Beard Crimes.

Posted: May 6, 2015 in brain belches
Tags: , ,

Except for one misguided week in college, I’ve had some form of facial hair my entire adult life.

It is basically the only thing that prevents me from looking like a chubby 14 year old boy. Without facial fuzz I bear a uncanny and unnatural resemblance to Bobby Hill. I’ve experimented with every possible expression of whisker. I’ve had full beards in varying lengths, I’ve sported a goatee, I tried the truck driver mustache, I have even had a modified Fu-Manchu that scared small breeds of dog. I finally decided to let my chin fruit to grow wild and define itself. It has, I believe by divine design, evolved into what I call a “chullet”. It is a chin – mullet. The message is clear: my face is a party.

I think we are living in a golden age for beards, they are everywhere.
They have become a beautiful hairy art form.
Many people celebrate the beauty of the beard.
But, there also appears to be a clean shaven army of Beard haters.
Evidently, goatees really get their goat.
They are pretty vocal.
They hate beards and they make that pretty clear.
They spread ugly rumors about the bearded brotherhood.
The latest one has to do with facial feces!
A story began to circulate online the last few days claiming that a “study” assessed the average beards of average men and made a shocking AND scientific discovery: they are basically dripping with poop!
They contend that bearded men are basically carrying around little fuzzy toilets on their faces.
This would be really be gross IF IT WERE TRUE!!
I’ve had several people feel inclined to show me the study in the last few days, including some strangers.
This is basically their way of saying “hey poop face! Have you seen this?”
This story has even been reported on several news outlets as actual news.
The thing is…IT’S NOT TRUE!!
Turns out that’s it’s a bunch of…well…poop.
It’s just another blatant attempt by the beard bashers to put the beard in a box.
It doesn’t end online…
I have repeatedly been the Victim of facial profiling.
I get patted down at every airport I go to, even when I’m not flying.
I’ve been called homeless, lazy, uncultured, Gandalf and Santa (come to think of it, those last two are pretty cool).
Strangers have told me of their repulsion of my face.
I had a sweet little old lady at church violently grab my chullet and try to pluck it.
My own mother has expressed her strong dislike for my chullet. Until recently She would shake her head and say “You still have THAT thing!”…so much for having a face only a mother could love.
Beard discrimination is real!
I have a good friend who has a truly epic beard.
He keeps it groomed and properly slathered with beard oil.
Some ladies recently felt it was their moral obligation to make sure that he is clean shaven. They passed around a petition to make him shave!! True story!

Don’t fear the beard.
Don’t hate the whiskers.

Clean shaven, stubbled or bearded…
Can’t we all just get along?

I have no animosity towards shiny faced men.
If you feel compelled to shave, pick up that razor and go for it!
One of the greatest things about having a face is that you should be able to do whatever you want with it!

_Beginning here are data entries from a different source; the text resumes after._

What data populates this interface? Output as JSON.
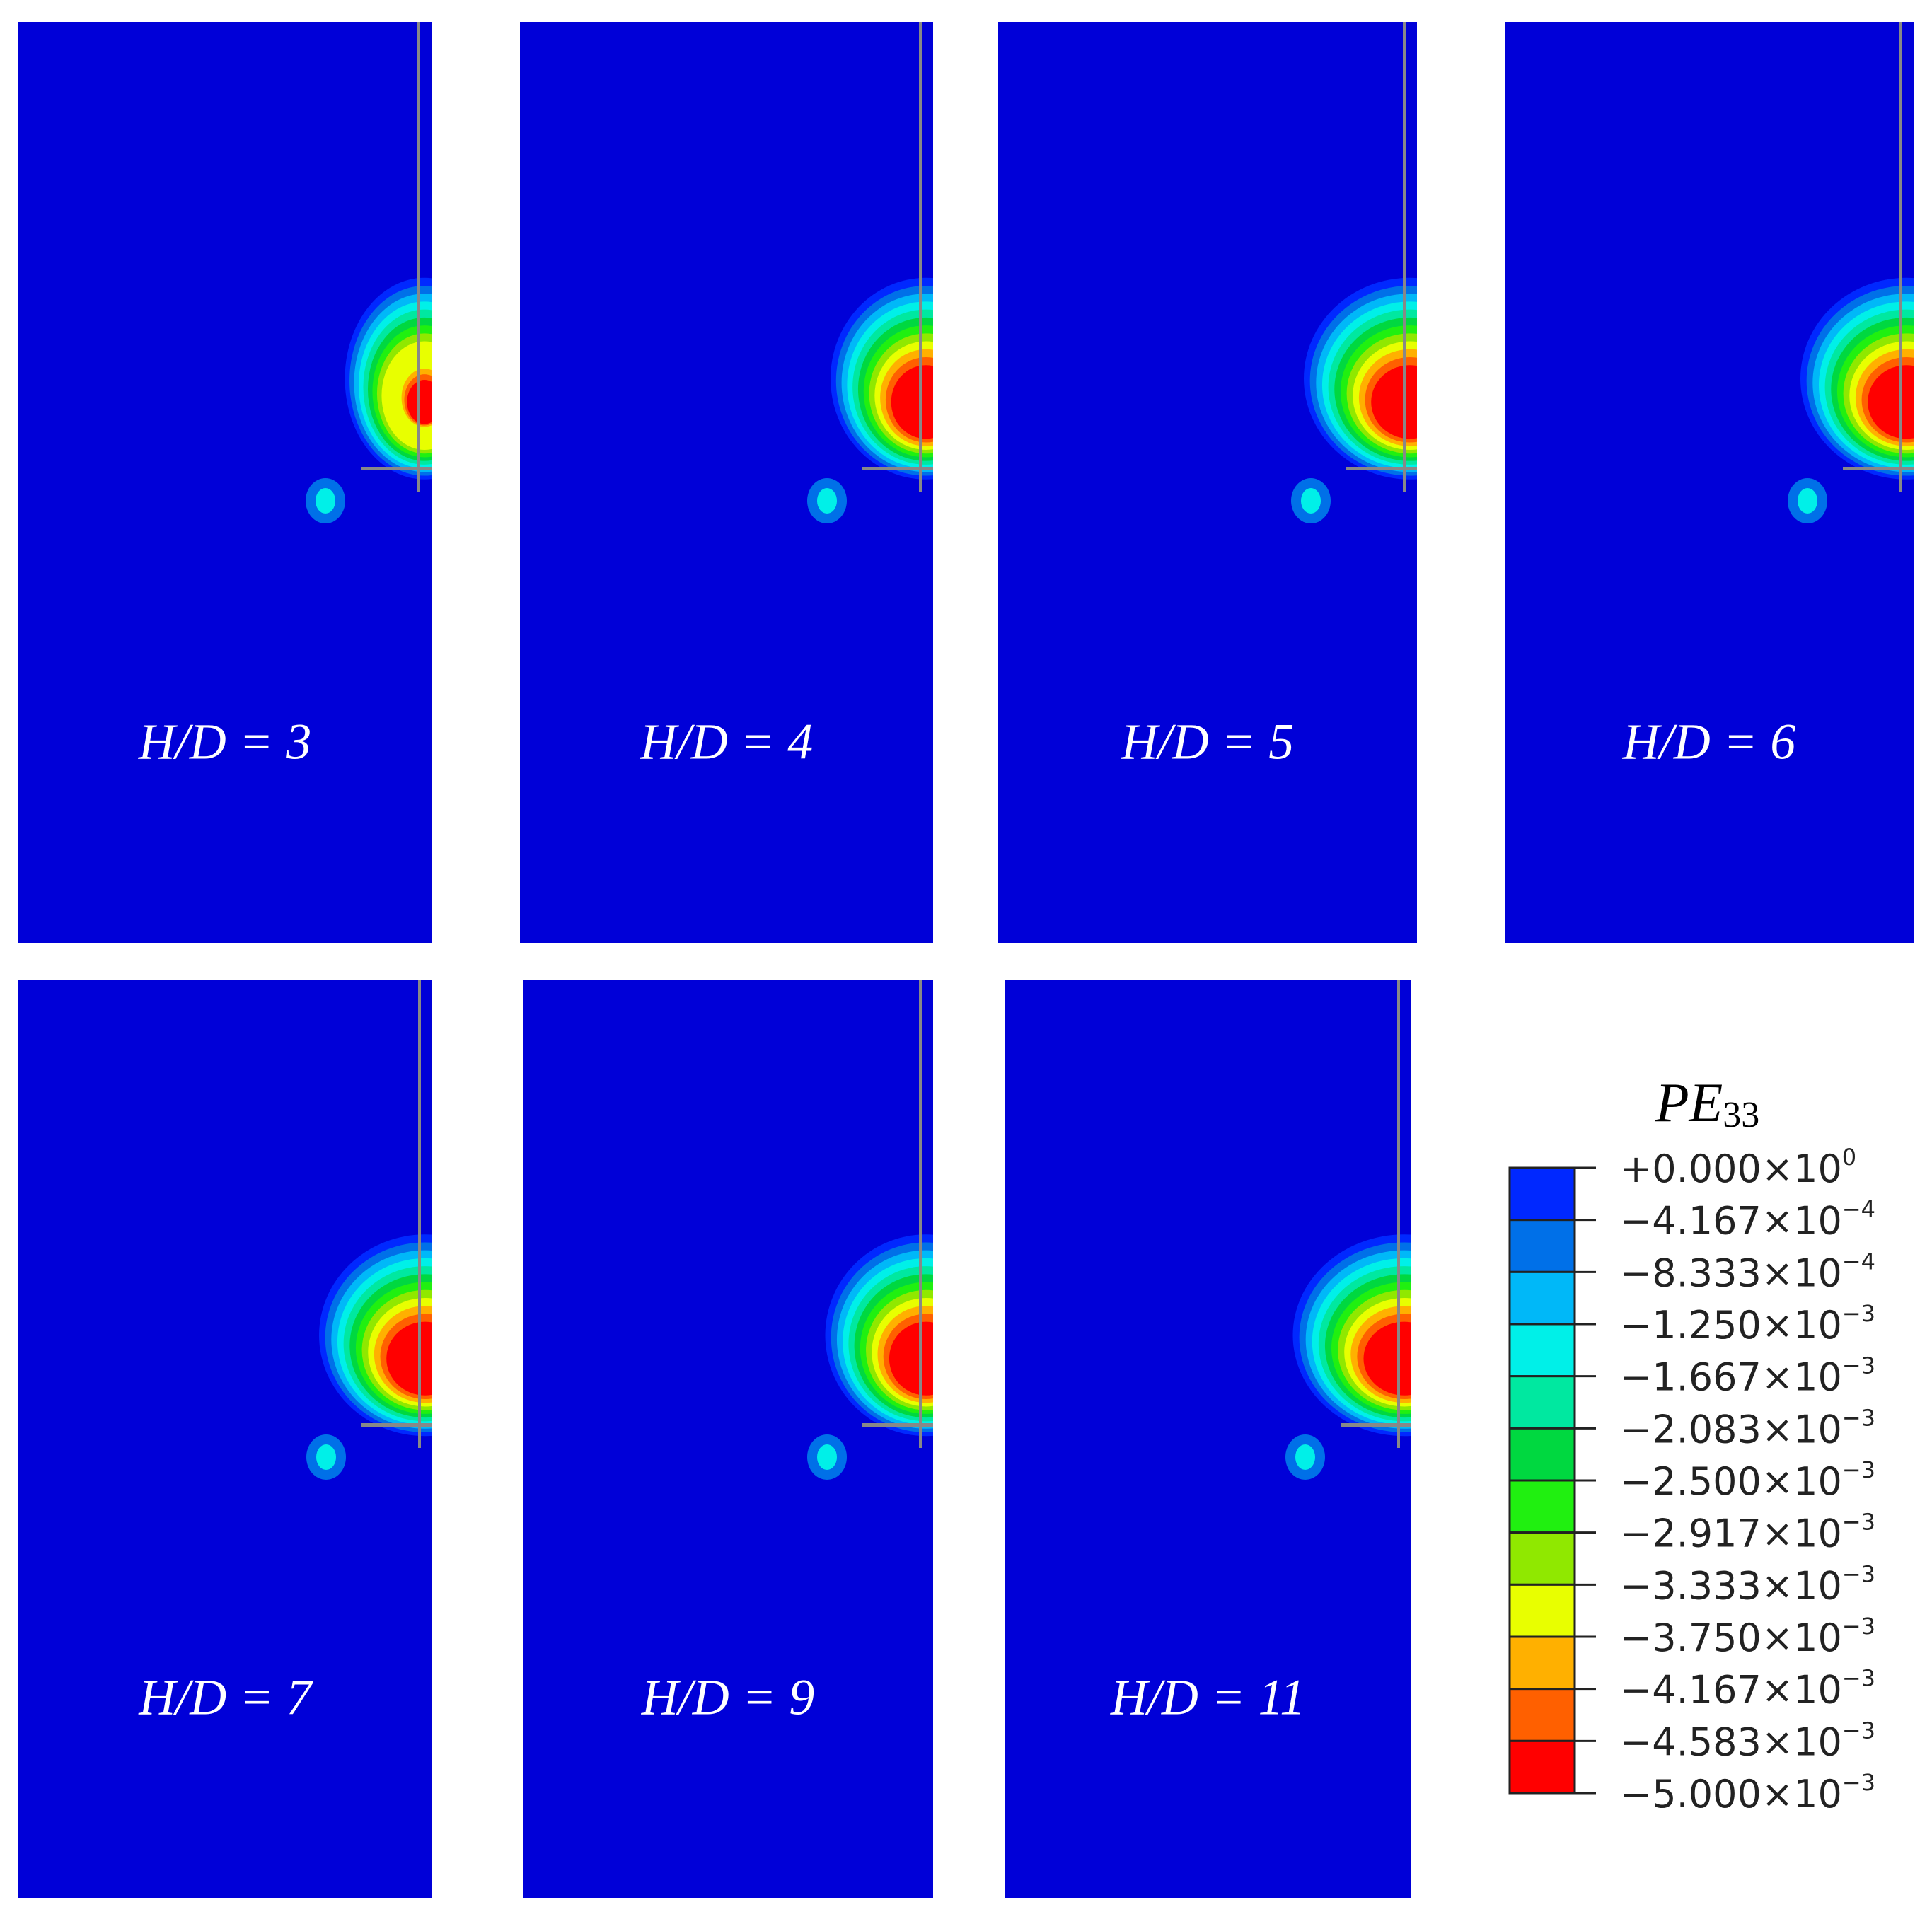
{
  "panels": [
    {
      "label": "H/D = 3"
    },
    {
      "label": "H/D = 4"
    },
    {
      "label": "H/D = 5"
    },
    {
      "label": "H/D = 6"
    },
    {
      "label": "H/D = 7"
    },
    {
      "label": "H/D = 9"
    },
    {
      "label": "H/D = 11"
    }
  ],
  "legend": {
    "symbol": "PE",
    "subscript": "33",
    "levels": [
      {
        "base": "+0.000×10",
        "exponent": "0"
      },
      {
        "base": "−4.167×10",
        "exponent": "−4"
      },
      {
        "base": "−8.333×10",
        "exponent": "−4"
      },
      {
        "base": "−1.250×10",
        "exponent": "−3"
      },
      {
        "base": "−1.667×10",
        "exponent": "−3"
      },
      {
        "base": "−2.083×10",
        "exponent": "−3"
      },
      {
        "base": "−2.500×10",
        "exponent": "−3"
      },
      {
        "base": "−2.917×10",
        "exponent": "−3"
      },
      {
        "base": "−3.333×10",
        "exponent": "−3"
      },
      {
        "base": "−3.750×10",
        "exponent": "−3"
      },
      {
        "base": "−4.167×10",
        "exponent": "−3"
      },
      {
        "base": "−4.583×10",
        "exponent": "−3"
      },
      {
        "base": "−5.000×10",
        "exponent": "−3"
      }
    ],
    "colors": [
      "#0000d8",
      "#0028ff",
      "#0070e8",
      "#00b8f8",
      "#00f0e8",
      "#00e8a0",
      "#00d840",
      "#20f010",
      "#90e800",
      "#e8ff00",
      "#ffb000",
      "#ff6000",
      "#ff0000"
    ]
  }
}
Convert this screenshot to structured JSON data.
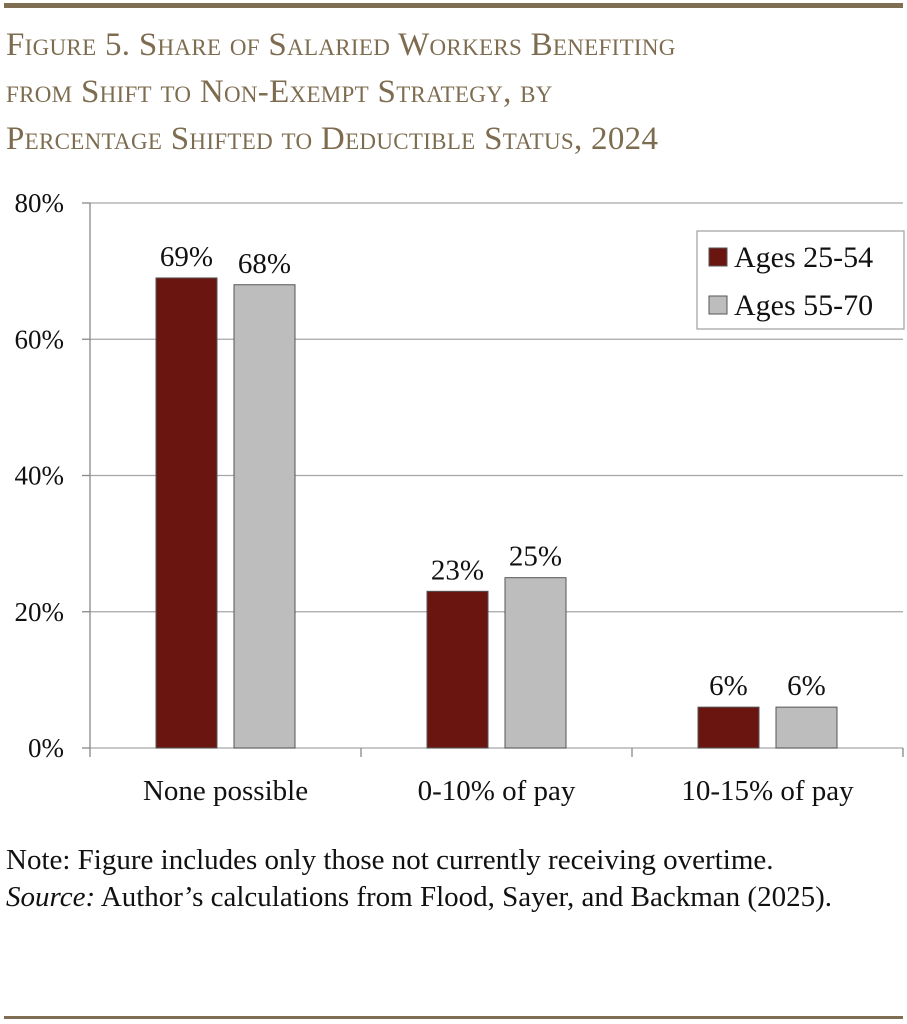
{
  "title_lines": [
    "Figure 5. Share of Salaried Workers Benefiting",
    "from Shift to Non-Exempt Strategy, by",
    "Percentage Shifted to Deductible Status, 2024"
  ],
  "note": {
    "line1": "Note: Figure includes only those not currently receiving overtime.",
    "source_label": "Source:",
    "source_text": " Author’s calculations from Flood, Sayer, and Backman (2025)."
  },
  "colors": {
    "series1": "#6b1510",
    "series2": "#bdbdbd",
    "title": "#7d6c4f",
    "rule": "#7f6e52"
  },
  "chart_data": {
    "type": "bar",
    "title": "Figure 5. Share of Salaried Workers Benefiting from Shift to Non-Exempt Strategy, by Percentage Shifted to Deductible Status, 2024",
    "categories": [
      "None possible",
      "0-10% of pay",
      "10-15% of pay"
    ],
    "series": [
      {
        "name": "Ages 25-54",
        "values": [
          69,
          23,
          6
        ],
        "labels": [
          "69%",
          "23%",
          "6%"
        ]
      },
      {
        "name": "Ages 55-70",
        "values": [
          68,
          25,
          6
        ],
        "labels": [
          "68%",
          "25%",
          "6%"
        ]
      }
    ],
    "ylim": [
      0,
      80
    ],
    "yticks": [
      0,
      20,
      40,
      60,
      80
    ],
    "ytick_labels": [
      "0%",
      "20%",
      "40%",
      "60%",
      "80%"
    ],
    "grid": true,
    "legend": "top-right",
    "xlabel": "",
    "ylabel": ""
  }
}
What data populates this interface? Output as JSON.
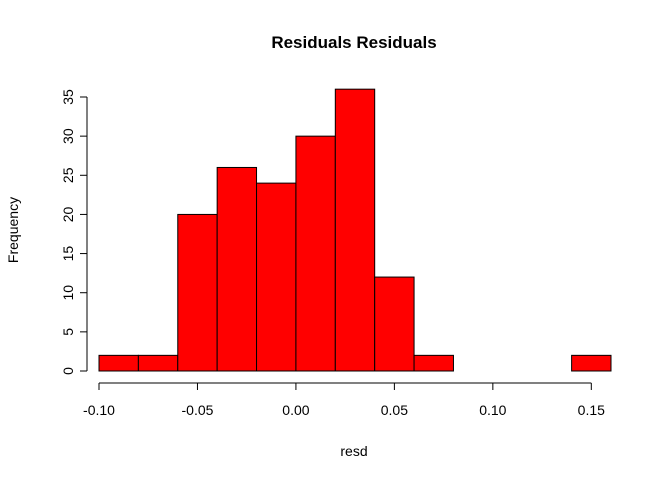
{
  "chart_data": {
    "type": "bar",
    "title": "Residuals Residuals",
    "xlabel": "resd",
    "ylabel": "Frequency",
    "bar_color": "#ff0000",
    "bins": [
      {
        "x0": -0.1,
        "x1": -0.08,
        "count": 2
      },
      {
        "x0": -0.08,
        "x1": -0.06,
        "count": 2
      },
      {
        "x0": -0.06,
        "x1": -0.04,
        "count": 20
      },
      {
        "x0": -0.04,
        "x1": -0.02,
        "count": 26
      },
      {
        "x0": -0.02,
        "x1": 0.0,
        "count": 24
      },
      {
        "x0": 0.0,
        "x1": 0.02,
        "count": 30
      },
      {
        "x0": 0.02,
        "x1": 0.04,
        "count": 36
      },
      {
        "x0": 0.04,
        "x1": 0.06,
        "count": 12
      },
      {
        "x0": 0.06,
        "x1": 0.08,
        "count": 2
      },
      {
        "x0": 0.08,
        "x1": 0.1,
        "count": 0
      },
      {
        "x0": 0.1,
        "x1": 0.12,
        "count": 0
      },
      {
        "x0": 0.12,
        "x1": 0.14,
        "count": 0
      },
      {
        "x0": 0.14,
        "x1": 0.16,
        "count": 2
      }
    ],
    "xlim": [
      -0.1,
      0.16
    ],
    "ylim": [
      0,
      35
    ],
    "x_ticks": [
      -0.1,
      -0.05,
      0.0,
      0.05,
      0.1,
      0.15
    ],
    "x_tick_labels": [
      "-0.10",
      "-0.05",
      "0.00",
      "0.05",
      "0.10",
      "0.15"
    ],
    "y_ticks": [
      0,
      5,
      10,
      15,
      20,
      25,
      30,
      35
    ],
    "y_tick_labels": [
      "0",
      "5",
      "10",
      "15",
      "20",
      "25",
      "30",
      "35"
    ],
    "grid": false,
    "legend": "none"
  }
}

Do whatever you want with your face, I choose to party with mine.

I can safely say that the chullet is feces free. I shampoo and condition it once a day. Then I apply a magical beard elixir called Dreambeard. It is so clean that you could eat off of it, in fact I often do!

I don’t know why some people hate the beard. Could be a phobia or envy.
I do have a theory, beards look untamed and wild, some people can’t handle that.
They like tamed, predictable and safe. They are freaked out by the facial fuzz.

The bottom line is…
just because something looks untamed doesn’t mean that it’s unclean.
That’s true of beards and it’s true of people!
Now, if you don’t mind, I’ve got to go.
I just found a Cheeto in my chullet.